Monday, 9 February 2009

The Greatest Bad Guys from Star Trek 4: Dukat

I have looked at some fantastic villains over the past three days. From the grandeur of Khan to the frightening Borg Queen and not forgetting the scheming Weyoun. But there is one more villain I want to highlight and again it is from thr Deep Space Nine series. That villain is Dukat.

On the surface Dukat is an unusual choice. Unlike Khan, this character did not have any superior abilities. Unlike the Borg Queen or Weyoun, he does not represent a formidable enemy. So, in effect we have, what is in reality, an ordinary guy. And that is exactly what makes Dukat such a great Sci Fi villain. Dukat was a bad man, no doubt about that, his actions and his motives were that of greed and selfishness, classic 'bad guy' traits that culminated in an overbearing and dangerous ego.

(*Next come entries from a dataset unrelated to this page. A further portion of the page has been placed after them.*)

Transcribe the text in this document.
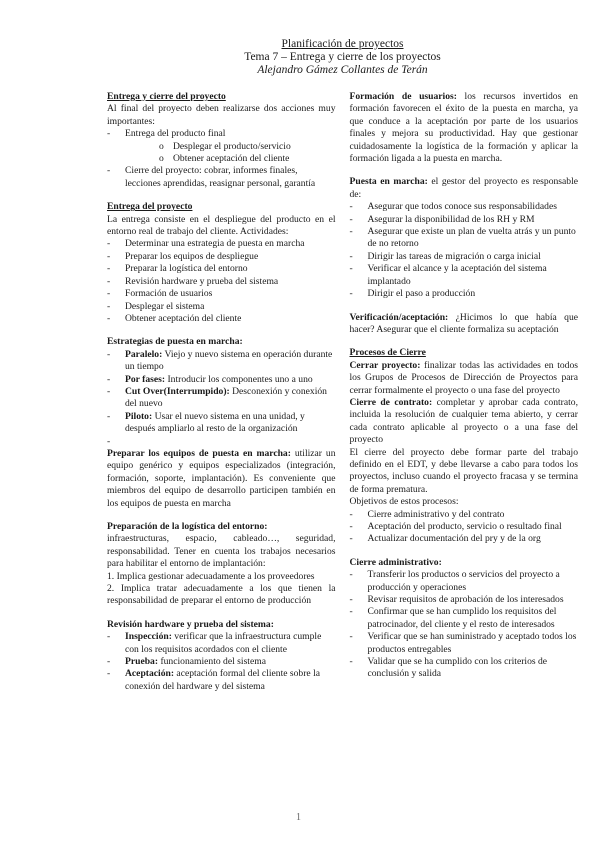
Planificación de proyectos
Tema 7 – Entrega y cierre de los proyectos
Alejandro Gámez Collantes de Terán

Entrega y cierre del proyecto

Al final del proyecto deben realizarse dos acciones muy importantes:

- Entrega del producto final
o Desplegar el producto/servicio
o Obtener aceptación del cliente
- Cierre del proyecto: cobrar, informes finales, lecciones aprendidas, reasignar personal, garantía

Entrega del proyecto

La entrega consiste en el despliegue del producto en el entorno real de trabajo del cliente. Actividades:

- Determinar una estrategia de puesta en marcha
- Preparar los equipos de despliegue
- Preparar la logística del entorno
- Revisión hardware y prueba del sistema
- Formación de usuarios
- Desplegar el sistema
- Obtener aceptación del cliente

Estrategias de puesta en marcha:

- Paralelo: Viejo y nuevo sistema en operación durante un tiempo
- Por fases: Introducir los componentes uno a uno
- Cut Over(Interrumpido): Desconexión y conexión del nuevo
- Piloto: Usar el nuevo sistema en una unidad, y después ampliarlo al resto de la organización

-

Preparar los equipos de puesta en marcha: utilizar un equipo genérico y equipos especializados (integración, formación, soporte, implantación). Es conveniente que miembros del equipo de desarrollo participen también en los equipos de puesta en marcha

Preparación de la logística del entorno:

infraestructuras, espacio, cableado…, seguridad, responsabilidad. Tener en cuenta los trabajos necesarios para habilitar el entorno de implantación:

1. Implica gestionar adecuadamente a los proveedores

2. Implica tratar adecuadamente a los que tienen la responsabilidad de preparar el entorno de producción

Revisión hardware y prueba del sistema:

- Inspección: verificar que la infraestructura cumple con los requisitos acordados con el cliente
- Prueba: funcionamiento del sistema
- Aceptación: aceptación formal del cliente sobre la conexión del hardware y del sistema

Formación de usuarios: los recursos invertidos en formación favorecen el éxito de la puesta en marcha, ya que conduce a la aceptación por parte de los usuarios finales y mejora su productividad. Hay que gestionar cuidadosamente la logística de la formación y aplicar la formación ligada a la puesta en marcha.

Puesta en marcha: el gestor del proyecto es responsable de:

- Asegurar que todos conoce sus responsabilidades
- Asegurar la disponibilidad de los RH y RM
- Asegurar que existe un plan de vuelta atrás y un punto de no retorno
- Dirigir las tareas de migración o carga inicial
- Verificar el alcance y la aceptación del sistema implantado
- Dirigir el paso a producción

Verificación/aceptación: ¿Hicimos lo que había que hacer? Asegurar que el cliente formaliza su aceptación

Procesos de Cierre

Cerrar proyecto: finalizar todas las actividades en todos los Grupos de Procesos de Dirección de Proyectos para cerrar formalmente el proyecto o una fase del proyecto

Cierre de contrato: completar y aprobar cada contrato, incluida la resolución de cualquier tema abierto, y cerrar cada contrato aplicable al proyecto o a una fase del proyecto

El cierre del proyecto debe formar parte del trabajo definido en el EDT, y debe llevarse a cabo para todos los proyectos, incluso cuando el proyecto fracasa y se termina de forma prematura.

Objetivos de estos procesos:

- Cierre administrativo y del contrato
- Aceptación del producto, servicio o resultado final
- Actualizar documentación del pry y de la org

Cierre administrativo:

- Transferir los productos o servicios del proyecto a producción y operaciones
- Revisar requisitos de aprobación de los interesados
- Confirmar que se han cumplido los requisitos del patrocinador, del cliente y el resto de interesados
- Verificar que se han suministrado y aceptado todos los productos entregables
- Validar que se ha cumplido con los criterios de conclusión y salida
1
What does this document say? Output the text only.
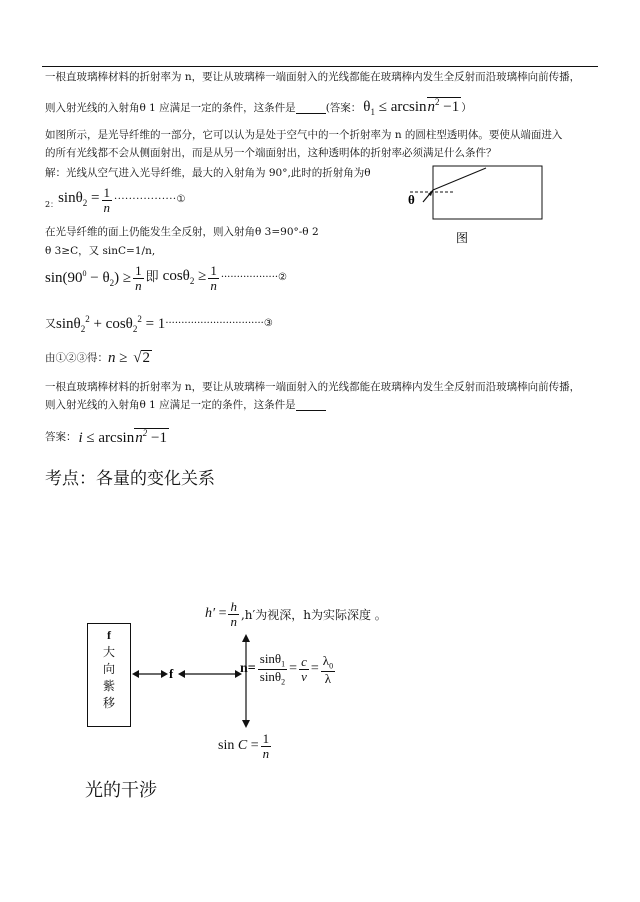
一根直玻璃棒材料的折射率为 n，要让从玻璃棒一端面射入的光线都能在玻璃棒内发生全反射而沿玻璃棒向前传播，
则入射光线的入射角θ 1 应满足一定的条件，这条件是	(答案： $\theta_1 \le \arcsin n^2 -1$ ）
如图所示，是光导纤维的一部分，它可以认为是处于空气中的一个折射率为 n 的圆柱型透明体。要使从端面进入
的所有光线都不会从侧面射出，而是从另一个端面射出，这种透明体的折射率必须满足什么条件？
解：光线从空气进入光导纤维，最大的入射角为 90°,此时的折射角为θ
2： $\sin\theta_2 = \frac{1}{n}$ ·················①
在光导纤维的面上仍能发生全反射，则入射角θ 3=90°-θ 2
θ 3≥C，又 sinC=1/n,
$\sin(90^0 - \theta_2) \ge \frac{1}{n}$ 即 $\cos\theta_2 \ge \frac{1}{n}$ ··················②
又 sinθ$_2^2$ + cosθ$_2^2$ = 1 ·······························③
由①②③得： n ≥ √2
θ
图
一根直玻璃棒材料的折射率为 n，要让从玻璃棒一端面射入的光线都能在玻璃棒内发生全反射而沿玻璃棒向前传播，
则入射光线的入射角θ 1 应满足一定的条件，这条件是
答案： i ≤ arcsinn$^2$ −1
考点：各量的变化关系
$h' = \frac{h}{n} ,h'$为视深，h为实际深度 。
f
大
向
紫
移
f	$n= \frac{\sin\theta_1}{\sin\theta_2} = \frac{c}{v} = \frac{\lambda_0}{\lambda}$
$\sin C = \frac{1}{n}$
光的干涉
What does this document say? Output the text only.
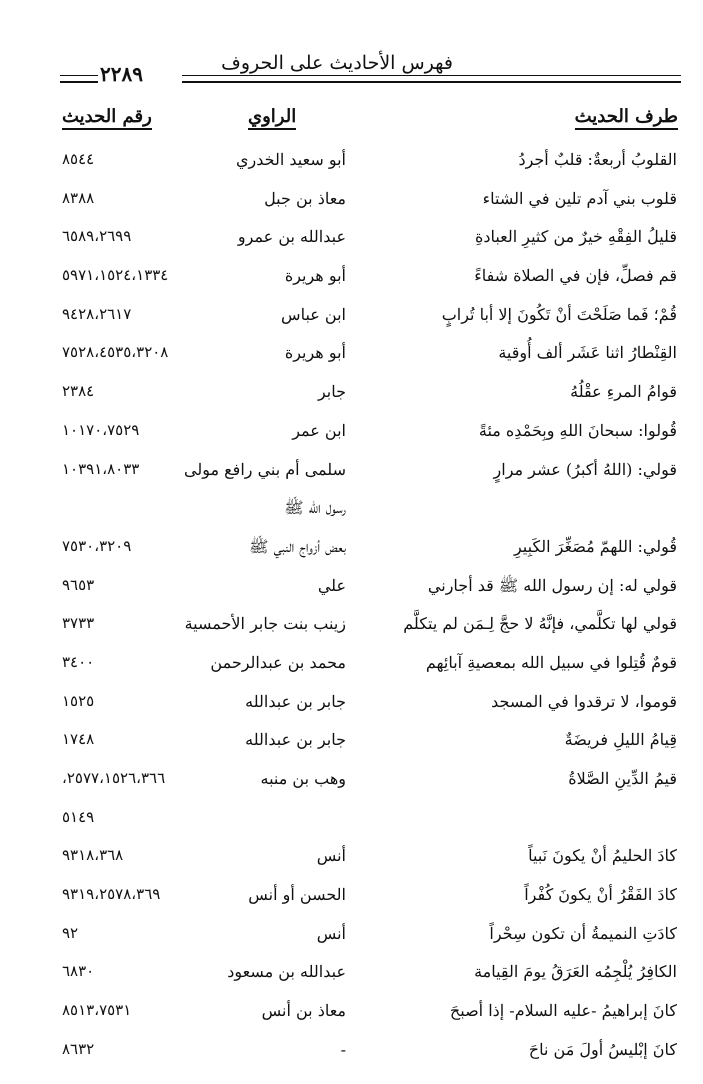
فهرس الأحاديث على الحروف
٢٢٨٩
طرف الحديث
الراوي
رقم الحديث
القلوبُ أربعةٌ: قلبٌ أجردُ
أبو سعيد الخدري
٨٥٤٤
قلوب بني آدم تلين في الشتاء
معاذ بن جبل
٨٣٨٨
قليلُ الفِقْهِ خيرٌ من كثيرِ العبادةِ
عبدالله بن عمرو
٦٥٨٩،٢٦٩٩
قم فصلِّ، فإن في الصلاة شفاءً
أبو هريرة
٥٩٧١،١٥٢٤،١٣٣٤
قُمْ؛ فَما صَلَحْتَ أنْ تَكُونَ إلا أبا تُرابٍ
ابن عباس
٩٤٢٨،٢٦١٧
القِنْطارُ اثنا عَشَر ألف أُوقية
أبو هريرة
٧٥٢٨،٤٥٣٥،٣٢٠٨
قوامُ المرءِ عقْلُهُ
جابر
٢٣٨٤
قُولوا: سبحانَ اللهِ وبِحَمْدِه مئةً
ابن عمر
١٠١٧٠،٧٥٢٩
قولي: (اللهُ أكبرُ) عشر مرارٍ
سلمى أم بني رافع مولى
١٠٣٩١،٨٠٣٣
رسول الله ﷺ
قُولي: اللهمّ مُصَغِّرَ الكَبِيرِ
بعض أزواج النبي ﷺ
٧٥٣٠،٣٢٠٩
قولي له: إن رسول الله ﷺ قد أجارني
علي
٩٦٥٣
قولي لها تكلَّمي، فإنَّهُ لا حجَّ لِـمَن لم يتكلَّم
زينب بنت جابر الأحمسية
٣٧٣٣
قومٌ قُتِلوا في سبيل الله بمعصيةِ آبائِهم
محمد بن عبدالرحمن
٣٤٠٠
قوموا، لا ترقدوا في المسجد
جابر بن عبدالله
١٥٢٥
قِيامُ الليلِ فريضَةٌ
جابر بن عبدالله
١٧٤٨
قيمُ الدِّينِ الصَّلاةُ
وهب بن منبه
٢٥٧٧،١٥٢٦،٣٦٦،
٥١٤٩
كادَ الحليمُ أنْ يكونَ نَبياً
أنس
٩٣١٨،٣٦٨
كادَ الفَقْرُ أنْ يكونَ كُفْراً
الحسن أو أنس
٩٣١٩،٢٥٧٨،٣٦٩
كادَتِ النميمةُ أن تكون سِحْراً
أنس
٩٢
الكافِرُ يُلْجِمُه العَرَقُ يومَ القِيامة
عبدالله بن مسعود
٦٨٣٠
كانَ إبراهيمُ -عليه السلام- إذا أصبحَ
معاذ بن أنس
٨٥١٣،٧٥٣١
كانَ إبْليسُ أولَ مَن ناحَ
-
٨٦٣٢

However, the fascinating aspect of Dukat was the depth of his humanity. More than any other 'bad guy' on this list, he was the one you could empathise with.

His humanity came in many way. First his care for his own people. Something you could admire, although it was rooted in his own advancement. The fact that he believed he was doing the right thing during the Bajoran occupation (although he was ultimately ruthless). However his greatest moments came with the interaction between him and his daughter.

Unlike many others that would have been in his position, the character of Dukat recognised, cared for and ultimately loved his own daughter. One of the most touching scenes in all of Star Trek is the moment when Dukat is reunited with his illegitimate child and instead of refusing to acknowledge her existence he accepted her even though it meant his own ruin. Later on, while Dukat becomes more venemous and destructive in himself, it is the love of his daughter that prevents him from becoming an entirely wretched person in the eyes of the viewer. And one of the most touching scenes on the whole of Star Trek is that of Dukat cradling his dying daughter in his arms, imploring his love to her. Trust me, it is touching.

The strength of Dukat's character did not come from brute force or alien freakishness. It came from the fact that on many levels he was so similar to Sisko, the hero of the Deep Space Nine. There were traits that the both of them shared and for the grace of a few decisions, Sisko could have been as bad as Dukat. Dukat's appeal did not come from some outlandish concept or look, but from the very fact that he was such a 3-D character. He was complex, capable of great compassion and could even justify his actions in what would seem a rational way. Dukat was not so much an ordinary enemy, but the enemy from within. His very 'human' nature, his complexities, his love and his personal tragedy made sure that the character had far more appeal than any other villain on the Star Trek franchise.

Dukat, a villain of many shades, tragic and fearsome, but ultimately human.